Assumptions include:
- Inflation data from the Bureau of Labor Statistics. November 2010 inflation is extrapolated.
- Prices are month averages except November 2010 which is the 24 November 2010 S&P 500 stock market price of 1198.35.
- Historic data provided from Professor Shiller website.


  1. Hi RIT

    Sadly I'd have to agree with you. The US is still quite pricey and they do seem to have these big risks of weak growth and/or high inflation, both of which can spell 'real' pain for investors over a very lengthy period of time.

    However, as long as a US investor allocates their capital somewhat rationally then they should still do okay in my opinion. It's that 'rational' bit that's the hard part.

    And congratulations on the 50% target. I think if I smudge various factors then I am somewhere over 50%, but it depends on what you want your 'retirement' income to be! Unfortunately I like fast cars so my retirement is some way off!

  2. Hi UKVI
    I also like fast cars however I've realised that if I want 'retirement' in my early forties then the odd track day is about as close as I'm going to get.

  3. Very interesting graphs and commentary RIT. I particularly appreciate seeing the graphs in real terms, and that you've gone back to 2000 rather than 2007 like most commentators as the start of this bear market.

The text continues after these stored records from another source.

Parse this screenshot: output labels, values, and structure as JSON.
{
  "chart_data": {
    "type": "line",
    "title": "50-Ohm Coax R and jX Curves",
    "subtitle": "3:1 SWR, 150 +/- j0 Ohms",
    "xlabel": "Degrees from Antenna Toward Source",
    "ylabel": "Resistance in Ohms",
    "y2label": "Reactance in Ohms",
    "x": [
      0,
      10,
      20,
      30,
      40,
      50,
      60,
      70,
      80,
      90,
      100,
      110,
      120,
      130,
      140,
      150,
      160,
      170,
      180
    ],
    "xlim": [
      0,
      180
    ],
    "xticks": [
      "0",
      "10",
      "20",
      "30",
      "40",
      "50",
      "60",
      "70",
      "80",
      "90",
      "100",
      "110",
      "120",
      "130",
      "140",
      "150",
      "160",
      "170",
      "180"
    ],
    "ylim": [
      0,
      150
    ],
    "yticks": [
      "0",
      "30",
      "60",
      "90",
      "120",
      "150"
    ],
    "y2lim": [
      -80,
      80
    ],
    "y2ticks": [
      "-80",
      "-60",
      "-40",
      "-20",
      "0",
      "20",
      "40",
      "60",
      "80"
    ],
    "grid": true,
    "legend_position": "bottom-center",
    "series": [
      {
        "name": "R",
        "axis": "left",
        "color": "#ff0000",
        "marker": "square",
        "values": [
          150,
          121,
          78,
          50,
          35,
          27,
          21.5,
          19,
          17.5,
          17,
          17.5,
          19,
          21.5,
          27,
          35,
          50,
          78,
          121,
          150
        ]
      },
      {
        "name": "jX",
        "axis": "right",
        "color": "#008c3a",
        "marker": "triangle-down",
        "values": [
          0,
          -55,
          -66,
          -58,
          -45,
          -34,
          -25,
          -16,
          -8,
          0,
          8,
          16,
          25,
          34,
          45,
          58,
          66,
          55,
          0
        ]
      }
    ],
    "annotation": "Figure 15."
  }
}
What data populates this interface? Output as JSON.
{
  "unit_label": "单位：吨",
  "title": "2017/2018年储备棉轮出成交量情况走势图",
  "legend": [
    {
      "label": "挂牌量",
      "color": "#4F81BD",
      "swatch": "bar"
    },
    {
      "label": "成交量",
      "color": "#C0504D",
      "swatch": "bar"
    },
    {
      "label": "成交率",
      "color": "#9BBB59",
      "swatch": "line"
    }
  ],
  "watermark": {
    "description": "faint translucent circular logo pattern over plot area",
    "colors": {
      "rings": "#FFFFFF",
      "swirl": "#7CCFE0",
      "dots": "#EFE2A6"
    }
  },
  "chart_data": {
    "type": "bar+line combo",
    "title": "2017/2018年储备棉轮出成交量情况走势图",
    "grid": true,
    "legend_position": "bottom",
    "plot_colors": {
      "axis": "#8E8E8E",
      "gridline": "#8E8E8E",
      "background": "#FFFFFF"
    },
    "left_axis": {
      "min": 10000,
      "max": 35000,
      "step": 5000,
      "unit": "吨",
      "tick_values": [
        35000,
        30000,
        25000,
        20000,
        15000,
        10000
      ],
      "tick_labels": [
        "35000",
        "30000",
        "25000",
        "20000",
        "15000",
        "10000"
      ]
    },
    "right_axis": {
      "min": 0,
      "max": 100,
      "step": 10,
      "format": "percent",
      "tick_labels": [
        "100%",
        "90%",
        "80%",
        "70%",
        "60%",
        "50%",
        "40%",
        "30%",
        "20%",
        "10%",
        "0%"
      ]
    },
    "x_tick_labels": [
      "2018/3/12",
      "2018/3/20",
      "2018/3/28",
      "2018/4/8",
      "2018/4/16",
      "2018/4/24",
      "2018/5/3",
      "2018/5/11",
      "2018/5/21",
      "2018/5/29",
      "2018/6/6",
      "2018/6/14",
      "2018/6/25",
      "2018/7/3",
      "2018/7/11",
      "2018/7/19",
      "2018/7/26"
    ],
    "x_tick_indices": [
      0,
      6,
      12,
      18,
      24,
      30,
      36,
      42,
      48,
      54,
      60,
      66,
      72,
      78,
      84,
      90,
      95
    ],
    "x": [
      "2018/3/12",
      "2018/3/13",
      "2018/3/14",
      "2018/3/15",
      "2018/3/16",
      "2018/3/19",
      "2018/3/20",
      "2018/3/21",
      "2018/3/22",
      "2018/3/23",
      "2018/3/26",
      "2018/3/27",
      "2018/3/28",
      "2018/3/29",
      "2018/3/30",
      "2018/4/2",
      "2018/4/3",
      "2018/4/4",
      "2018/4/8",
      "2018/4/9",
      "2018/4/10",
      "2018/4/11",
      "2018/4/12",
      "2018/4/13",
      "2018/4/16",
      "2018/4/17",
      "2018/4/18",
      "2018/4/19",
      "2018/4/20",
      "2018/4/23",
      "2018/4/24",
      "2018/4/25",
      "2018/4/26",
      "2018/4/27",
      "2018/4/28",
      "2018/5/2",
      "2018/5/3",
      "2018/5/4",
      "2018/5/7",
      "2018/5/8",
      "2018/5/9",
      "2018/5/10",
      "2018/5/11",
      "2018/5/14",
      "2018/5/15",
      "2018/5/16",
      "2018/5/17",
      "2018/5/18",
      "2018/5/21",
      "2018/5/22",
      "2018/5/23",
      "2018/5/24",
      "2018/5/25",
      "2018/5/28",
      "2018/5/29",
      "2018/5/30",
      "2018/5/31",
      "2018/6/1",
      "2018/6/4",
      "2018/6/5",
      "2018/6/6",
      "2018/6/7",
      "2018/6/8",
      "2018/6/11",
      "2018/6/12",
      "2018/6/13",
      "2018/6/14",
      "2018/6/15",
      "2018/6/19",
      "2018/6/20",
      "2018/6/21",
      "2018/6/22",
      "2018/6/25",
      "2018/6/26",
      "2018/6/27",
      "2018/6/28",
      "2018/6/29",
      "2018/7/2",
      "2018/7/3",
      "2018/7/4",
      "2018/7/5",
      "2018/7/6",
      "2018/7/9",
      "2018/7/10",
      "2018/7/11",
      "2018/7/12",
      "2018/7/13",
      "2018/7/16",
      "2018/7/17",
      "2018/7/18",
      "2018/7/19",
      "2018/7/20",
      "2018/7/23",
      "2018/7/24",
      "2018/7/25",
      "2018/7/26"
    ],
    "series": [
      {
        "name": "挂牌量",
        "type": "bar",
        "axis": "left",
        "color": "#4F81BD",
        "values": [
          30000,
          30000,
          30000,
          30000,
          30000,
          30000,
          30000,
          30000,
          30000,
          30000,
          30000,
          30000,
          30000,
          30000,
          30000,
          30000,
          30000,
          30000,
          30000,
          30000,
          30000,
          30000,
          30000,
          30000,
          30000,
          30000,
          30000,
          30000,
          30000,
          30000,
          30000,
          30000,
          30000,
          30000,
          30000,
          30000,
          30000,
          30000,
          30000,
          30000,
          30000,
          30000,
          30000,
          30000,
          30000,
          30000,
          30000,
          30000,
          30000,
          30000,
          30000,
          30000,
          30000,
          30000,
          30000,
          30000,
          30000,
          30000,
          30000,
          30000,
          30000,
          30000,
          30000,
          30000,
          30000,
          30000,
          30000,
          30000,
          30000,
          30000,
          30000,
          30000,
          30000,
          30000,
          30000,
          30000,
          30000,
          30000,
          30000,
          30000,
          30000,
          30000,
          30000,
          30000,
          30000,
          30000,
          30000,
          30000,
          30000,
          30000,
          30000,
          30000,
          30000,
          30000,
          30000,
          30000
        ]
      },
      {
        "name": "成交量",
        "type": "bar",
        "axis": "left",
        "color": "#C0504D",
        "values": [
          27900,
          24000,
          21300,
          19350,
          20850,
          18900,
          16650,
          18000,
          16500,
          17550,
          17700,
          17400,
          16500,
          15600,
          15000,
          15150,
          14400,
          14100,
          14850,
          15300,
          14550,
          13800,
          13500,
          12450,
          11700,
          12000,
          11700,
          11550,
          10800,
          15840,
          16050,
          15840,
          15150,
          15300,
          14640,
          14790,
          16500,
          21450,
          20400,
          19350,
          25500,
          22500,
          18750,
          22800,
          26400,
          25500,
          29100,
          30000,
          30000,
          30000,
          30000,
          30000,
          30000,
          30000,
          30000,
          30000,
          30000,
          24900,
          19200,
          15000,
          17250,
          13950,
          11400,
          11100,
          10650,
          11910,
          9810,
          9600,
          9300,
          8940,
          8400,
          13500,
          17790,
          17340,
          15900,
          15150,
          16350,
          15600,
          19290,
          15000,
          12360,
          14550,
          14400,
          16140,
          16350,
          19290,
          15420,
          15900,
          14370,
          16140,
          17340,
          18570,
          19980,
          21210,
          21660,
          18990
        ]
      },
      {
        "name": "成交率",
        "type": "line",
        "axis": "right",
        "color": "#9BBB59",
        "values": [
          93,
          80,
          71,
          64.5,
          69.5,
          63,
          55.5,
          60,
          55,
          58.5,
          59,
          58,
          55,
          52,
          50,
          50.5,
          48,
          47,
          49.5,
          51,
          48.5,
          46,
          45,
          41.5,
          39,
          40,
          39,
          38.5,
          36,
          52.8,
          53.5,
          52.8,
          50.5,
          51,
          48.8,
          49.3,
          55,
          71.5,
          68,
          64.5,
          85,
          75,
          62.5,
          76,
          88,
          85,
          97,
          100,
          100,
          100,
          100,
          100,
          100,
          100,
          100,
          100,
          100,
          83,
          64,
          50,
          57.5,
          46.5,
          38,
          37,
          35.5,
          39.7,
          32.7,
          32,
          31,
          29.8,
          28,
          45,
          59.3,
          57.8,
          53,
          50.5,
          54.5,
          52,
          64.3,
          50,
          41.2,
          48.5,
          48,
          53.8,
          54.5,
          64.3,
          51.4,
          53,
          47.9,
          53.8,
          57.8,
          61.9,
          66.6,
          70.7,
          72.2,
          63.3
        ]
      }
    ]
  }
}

    Couple of contrarian points:

    1) I suspect inflation was running much higher in those previous bear markets, masking a lot of the decline. It certainly was in the 70s. This may of made it psychologically more difficult for investors at the time to see the value after the falls, and so perpetuated them. (Not to mention the returns from alternative asset classes like cash being higher in such circumstances, even if money illusion was at work).

    2) There's a bit of confirmation bias here. If you plotted the current bear markets with other bear markets that bounced back sooner, you'd have an equally convincing looking graph, surely.

    Anyway, keep it up! :)

  4. Hi TI

    I too am amazed that so many commentators start with 2007 rather than 2000. It really is not that difficult to put things in real terms and show the truth, yet the vast majority of people out there seem to ignore inflation for some reason.

    It's a similar story with gold where they talk about new highs when in real terms we are still some way off.